When the question was posed to Media Development Loan Fund’s Patrice Schneider – whos organization has an uncommon knowledge of the former Yugoslav States – his answer was quick and potent: “They don’t need it.”

Local (and other) Rules and Rulers

While public and private sector broadcasters in the new Member States compete for ratings, sometimes advertising and all the time popular support they are united in frustration with regulators, Parliaments and, more than ever, European institutions.

Media regulation structures vary among these States – some regulators take on a full range of powers over public and private media, some are concerned only with compliance, some are governed by their own confusing and changing sets of rules.

Individual Parliaments control regulation schemes and, in many cases, appoint regulators. Media laws and regulations have changed constantly with the political winds since the early 1990’s. The learning curve for governments with regard to their media needs, desires and abilities has been frighteningly steep.
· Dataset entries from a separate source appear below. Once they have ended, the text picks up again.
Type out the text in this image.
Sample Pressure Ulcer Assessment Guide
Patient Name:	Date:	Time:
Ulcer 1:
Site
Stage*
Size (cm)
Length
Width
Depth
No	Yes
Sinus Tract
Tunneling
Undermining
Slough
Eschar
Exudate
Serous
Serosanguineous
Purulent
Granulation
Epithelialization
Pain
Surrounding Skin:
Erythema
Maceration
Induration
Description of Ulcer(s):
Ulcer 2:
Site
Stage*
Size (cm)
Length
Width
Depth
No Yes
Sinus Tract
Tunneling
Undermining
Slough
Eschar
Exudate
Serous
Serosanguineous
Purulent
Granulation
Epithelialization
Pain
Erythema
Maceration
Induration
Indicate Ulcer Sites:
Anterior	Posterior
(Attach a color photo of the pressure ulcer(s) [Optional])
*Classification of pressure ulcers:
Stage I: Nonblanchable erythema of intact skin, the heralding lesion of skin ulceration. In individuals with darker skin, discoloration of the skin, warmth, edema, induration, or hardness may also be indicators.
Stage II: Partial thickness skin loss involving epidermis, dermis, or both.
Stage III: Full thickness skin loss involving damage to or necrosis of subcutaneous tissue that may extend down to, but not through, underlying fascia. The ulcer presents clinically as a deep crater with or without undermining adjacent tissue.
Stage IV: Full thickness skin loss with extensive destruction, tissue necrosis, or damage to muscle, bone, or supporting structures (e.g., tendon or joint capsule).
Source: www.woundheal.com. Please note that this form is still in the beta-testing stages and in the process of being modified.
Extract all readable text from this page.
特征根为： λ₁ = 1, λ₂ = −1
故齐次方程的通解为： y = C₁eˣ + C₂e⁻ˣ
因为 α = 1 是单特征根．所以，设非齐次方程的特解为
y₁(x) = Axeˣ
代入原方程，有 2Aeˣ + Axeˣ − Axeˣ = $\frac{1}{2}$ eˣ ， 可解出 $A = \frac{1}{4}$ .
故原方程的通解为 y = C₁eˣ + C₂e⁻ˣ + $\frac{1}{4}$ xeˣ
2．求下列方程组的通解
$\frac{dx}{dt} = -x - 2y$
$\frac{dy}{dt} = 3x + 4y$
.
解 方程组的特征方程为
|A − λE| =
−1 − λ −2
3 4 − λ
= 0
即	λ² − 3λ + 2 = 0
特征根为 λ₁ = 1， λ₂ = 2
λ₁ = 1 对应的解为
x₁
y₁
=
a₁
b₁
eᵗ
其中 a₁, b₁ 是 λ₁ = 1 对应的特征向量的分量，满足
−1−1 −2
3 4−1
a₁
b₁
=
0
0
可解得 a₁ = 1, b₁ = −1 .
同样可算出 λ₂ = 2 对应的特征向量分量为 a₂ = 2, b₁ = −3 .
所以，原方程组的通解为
With all the resources available from European institutions – from the European Commission to the European Broadcasting Union to individual media development agencies and specialists – the constant change has had a worrying effect.

Slovenia’s Parliament, for one example, changed its media law in late 2005 from arguably one of the most progressive to one of the least. The Czech Parliament has changed media laws no fewer than five times in 15 years. The Hungarian Parliament’s inability to confront funding issues for the public broadcaster was a contributing factor to the 2006 civil unrest and unwillingness to “legalize” aspects of digital broadcasting threaten to leave the country as a media backwater.

But, as with so many aspects of media in the new Member States, stability has become more important than further change.

For this, many have put faith in their European Union membership and attachment to the broader Europe.

But European institutions, NGOs and their partners, peering east from the tidiness of Brussels, Paris or Berlin, have shown varied interest in the media sector in the new Member States, often for imposing old structures rather than learning from the new beginnings rising naturally from a wind-shear of change.

To be sure, most in the media sector support EU membership. But it is with a watchful eye, weary of change and mindful of history.

One public broadcasting executive, with more than a touch of irony, said, “For years we took orders from Moscow. Now we take orders from Brussels.”


Editors note: Michael Hedges traveled through the new EU Member States in 2005 and 2006 surveying the audiovisual sector for European Commission Social Dialogue committee. The reports for ftm are his own observations and do not reflect the positions of the European Commission or any of the members of the Social Dialogue committee.